Since its birth in the 1960s, the study of popular culture has come a long way in defining its object, its purpose, and its place in academe. Emerging along the margins of a scholarly establishment that initially dismissed anything popular as unworthy of serious study-trivial, formulaic, easily digestible, escapist-early practitioners of the discipline stubbornly set about creating the theoretical and methodological framework upon which a deeper understanding could be founded. Through seminal essays that document the maturation of the field as it gradually made headway toward legitimacy, Popular Culture Theory and Methodology provides students of popular culture with both the historical context and the critical apparatus required for further growth.
For all its progress, the study of popular culture remains a site of healthy questioning.

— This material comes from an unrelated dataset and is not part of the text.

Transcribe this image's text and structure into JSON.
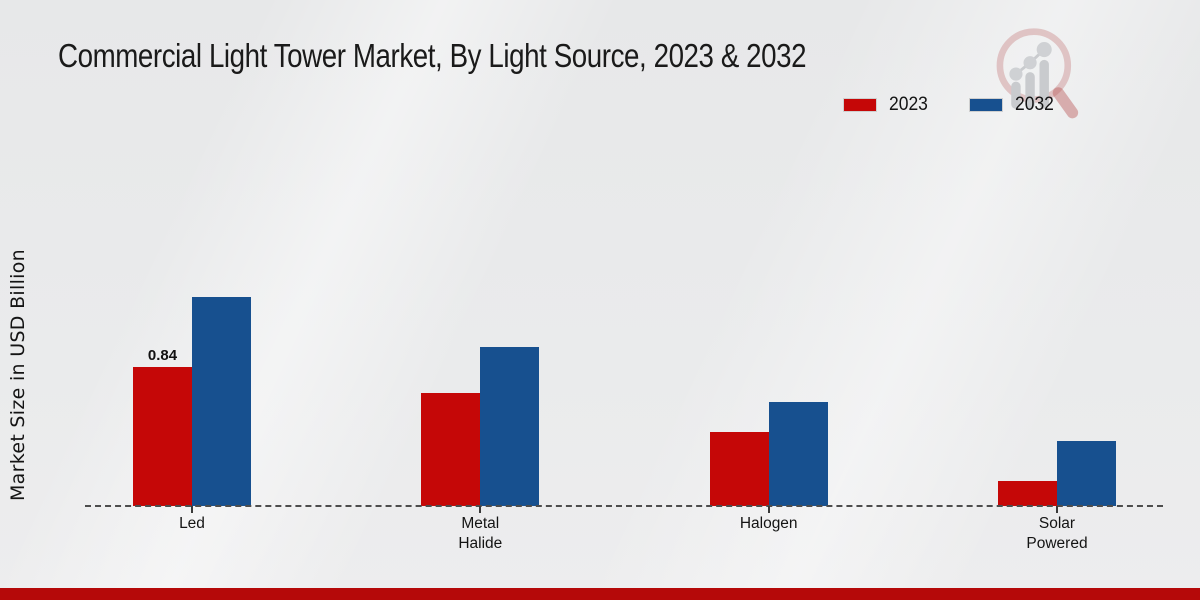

What exactly is popular culture? How should it be studied? What forces come together in producing, disseminating, and consuming it? Is it always conformist, or has it the power to subvert, refashion, resist, and destabilize the status quo? How does it differ from folk culture, mass culture, commercial culture? Is the line between "high" and "low" merely arbitrary? Do the popular arts have a distinctive aesthetics? This collection offers a wide range of responses to these and similar questions.
Edited by Harold E. Hinds, Jr., Marilyn F. Motz, and Angela M. S. Nelson, Popular Culture Theory and Methodology charts some of the key turning points in the "culture wars" and leads us through the central debates in this fast developing discipline. Authors of the more than two dozen studies, several of which are newly published here include John Cawelti, Russel B. Nye, Ray B. Browne, Fred E. H. Schroeder, John Fiske, Lawrence Mintz, David Feldman, Roger Rollin, Harold Schechter, S. Elizabeth Bird, and Harold E. Hinds, Jr. A valuable bibliography completes the volume.